Our users have no permissions (none whatsoever) on any tables, view, or anything else like that, only Execute on Sprocs - so if they want to delete every Customer record they will have to do them one-by-one using the Customer Delete SProc - good luck to them! You could grant them SELECT on VIEWs, in additional to EXECUTE on Sprocs, if they need to be able to do adhoc reports - our users have "criteria forms" - lots of fields that they can set values in for the "criteria" for their report, and they can pick the columns they want in the output from a list, but they are heavily constrained - I'm sure in other circumstances more freedom would be needed. The values / choices the user puts into the criteria form is then passed to an SProc which either uses a hard coded query (with the User's parameters) or builds some SQL dynamically and runs that (again, as a specific user [with permissions] not as using the user's own permissions)
Not recommending the way we do adhoc query / reporting per se, as I say it is probably not flexible enough for some places, but the SProcs for Insert/Update/Delete should be bullet-proof on permissions.
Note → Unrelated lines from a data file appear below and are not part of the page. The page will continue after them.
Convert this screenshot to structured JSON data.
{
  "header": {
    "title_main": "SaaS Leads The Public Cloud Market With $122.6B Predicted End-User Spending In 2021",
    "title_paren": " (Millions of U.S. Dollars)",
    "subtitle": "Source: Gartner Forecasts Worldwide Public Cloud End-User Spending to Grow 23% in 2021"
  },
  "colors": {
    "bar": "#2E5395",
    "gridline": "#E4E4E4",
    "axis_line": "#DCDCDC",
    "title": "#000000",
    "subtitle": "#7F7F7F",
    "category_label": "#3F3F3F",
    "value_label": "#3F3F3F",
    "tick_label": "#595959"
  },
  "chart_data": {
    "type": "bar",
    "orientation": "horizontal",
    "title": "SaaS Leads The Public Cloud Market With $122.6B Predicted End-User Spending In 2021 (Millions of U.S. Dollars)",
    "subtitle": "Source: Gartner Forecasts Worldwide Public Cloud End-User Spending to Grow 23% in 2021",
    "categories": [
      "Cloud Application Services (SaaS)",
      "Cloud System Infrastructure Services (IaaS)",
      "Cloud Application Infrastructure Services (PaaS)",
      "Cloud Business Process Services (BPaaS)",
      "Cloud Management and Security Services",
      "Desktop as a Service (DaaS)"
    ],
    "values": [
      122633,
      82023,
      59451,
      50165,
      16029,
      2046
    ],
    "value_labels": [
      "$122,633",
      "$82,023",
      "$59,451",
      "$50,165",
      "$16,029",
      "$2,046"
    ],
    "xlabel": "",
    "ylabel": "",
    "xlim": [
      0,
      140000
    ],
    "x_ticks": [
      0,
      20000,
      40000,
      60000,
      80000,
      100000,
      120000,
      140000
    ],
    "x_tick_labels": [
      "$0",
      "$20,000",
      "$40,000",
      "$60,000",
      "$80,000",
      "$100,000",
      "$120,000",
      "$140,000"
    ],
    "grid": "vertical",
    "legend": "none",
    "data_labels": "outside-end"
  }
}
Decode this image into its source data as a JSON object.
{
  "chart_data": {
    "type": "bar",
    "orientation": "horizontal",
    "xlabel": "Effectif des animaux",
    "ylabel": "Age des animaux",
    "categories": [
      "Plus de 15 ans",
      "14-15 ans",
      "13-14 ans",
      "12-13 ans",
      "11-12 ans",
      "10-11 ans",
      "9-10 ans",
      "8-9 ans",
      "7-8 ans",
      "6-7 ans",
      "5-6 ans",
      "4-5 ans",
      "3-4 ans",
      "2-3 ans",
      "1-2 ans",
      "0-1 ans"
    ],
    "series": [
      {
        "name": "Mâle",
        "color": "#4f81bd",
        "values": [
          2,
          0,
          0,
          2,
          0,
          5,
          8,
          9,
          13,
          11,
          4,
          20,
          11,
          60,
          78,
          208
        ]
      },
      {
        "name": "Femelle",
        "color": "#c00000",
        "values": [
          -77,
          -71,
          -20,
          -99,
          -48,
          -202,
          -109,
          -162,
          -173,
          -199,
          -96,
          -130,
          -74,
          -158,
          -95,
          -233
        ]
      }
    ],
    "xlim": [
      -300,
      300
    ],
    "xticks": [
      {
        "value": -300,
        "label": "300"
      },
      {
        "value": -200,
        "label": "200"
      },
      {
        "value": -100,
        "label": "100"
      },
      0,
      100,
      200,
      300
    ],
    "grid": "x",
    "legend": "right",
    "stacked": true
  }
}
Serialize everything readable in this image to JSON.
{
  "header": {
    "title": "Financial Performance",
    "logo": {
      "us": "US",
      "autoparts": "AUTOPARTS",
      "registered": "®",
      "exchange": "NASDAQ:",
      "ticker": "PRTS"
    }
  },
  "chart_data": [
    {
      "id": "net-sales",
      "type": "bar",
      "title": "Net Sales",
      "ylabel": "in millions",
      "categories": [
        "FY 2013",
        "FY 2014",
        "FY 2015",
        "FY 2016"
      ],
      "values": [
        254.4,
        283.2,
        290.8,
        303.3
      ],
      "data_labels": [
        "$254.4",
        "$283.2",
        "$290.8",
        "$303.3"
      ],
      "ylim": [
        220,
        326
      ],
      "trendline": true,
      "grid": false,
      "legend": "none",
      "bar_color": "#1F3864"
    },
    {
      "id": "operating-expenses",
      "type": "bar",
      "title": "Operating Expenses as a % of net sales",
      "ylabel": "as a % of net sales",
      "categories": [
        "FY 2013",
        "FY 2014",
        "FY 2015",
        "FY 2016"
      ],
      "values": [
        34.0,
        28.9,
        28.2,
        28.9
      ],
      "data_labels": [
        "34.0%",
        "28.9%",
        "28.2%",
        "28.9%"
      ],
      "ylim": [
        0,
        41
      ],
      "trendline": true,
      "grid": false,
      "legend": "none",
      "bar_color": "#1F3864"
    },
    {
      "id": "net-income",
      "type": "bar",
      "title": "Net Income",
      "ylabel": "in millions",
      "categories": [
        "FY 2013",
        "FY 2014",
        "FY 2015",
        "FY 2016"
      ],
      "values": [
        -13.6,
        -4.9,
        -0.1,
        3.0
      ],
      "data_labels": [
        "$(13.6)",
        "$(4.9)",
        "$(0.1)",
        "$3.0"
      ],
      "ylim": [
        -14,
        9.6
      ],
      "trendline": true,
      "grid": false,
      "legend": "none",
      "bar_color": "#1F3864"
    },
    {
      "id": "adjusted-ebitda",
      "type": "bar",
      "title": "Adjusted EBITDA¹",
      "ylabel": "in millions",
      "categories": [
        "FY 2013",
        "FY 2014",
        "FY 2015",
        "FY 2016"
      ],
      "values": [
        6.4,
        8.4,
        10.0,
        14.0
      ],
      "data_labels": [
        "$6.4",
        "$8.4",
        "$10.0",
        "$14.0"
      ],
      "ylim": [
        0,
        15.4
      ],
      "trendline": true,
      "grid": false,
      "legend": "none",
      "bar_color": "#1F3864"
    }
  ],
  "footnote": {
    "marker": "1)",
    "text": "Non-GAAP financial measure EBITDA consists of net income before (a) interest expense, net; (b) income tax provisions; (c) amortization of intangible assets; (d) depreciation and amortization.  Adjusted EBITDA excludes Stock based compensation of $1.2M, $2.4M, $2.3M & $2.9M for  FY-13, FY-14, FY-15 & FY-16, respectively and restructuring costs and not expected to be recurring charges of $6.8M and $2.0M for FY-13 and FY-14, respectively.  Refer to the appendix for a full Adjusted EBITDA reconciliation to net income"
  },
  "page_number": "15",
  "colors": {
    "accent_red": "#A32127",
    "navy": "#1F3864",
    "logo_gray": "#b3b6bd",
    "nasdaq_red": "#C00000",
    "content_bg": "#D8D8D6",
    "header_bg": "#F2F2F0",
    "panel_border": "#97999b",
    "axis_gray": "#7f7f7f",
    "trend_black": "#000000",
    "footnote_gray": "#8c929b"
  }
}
Not sure what the consequences are, but you might also be able to use sp_ExecuteSQL. That lets you provide some SQL and a list of parameters. It is very efficient (the query plan for the SQL is cached, like a Stored Procedure is), but you do have to use identical SQL each time. So instead of
UPDATE MyTable
SET Col1 = 'foo',
Col2 = 'bar'
you have to do
UPDATE MyTable
SET Col1 = @Param1,
Col2 = @Param2
and then pass @Param1 and @Param2 to sp_ExecuteSQL. Thus the actual SQL is identical each time. I only mention this in case it fits in with how you currently generate your pass-through SQL in Access in case it lends itself to working that way.
I don't know how you set the permissions when you run sp_ExecuteSQL though ... I expect there is a way. We have SProcs that run dynamic SQL using sp_ExecuteSQL and they have a permissions certificate and all sorts of jazz for permissions, which I expect would be a PITA to set up for someone not building Big Apps ... perhaps there is a more Lightweight way to EXECUTE AS or somesuch.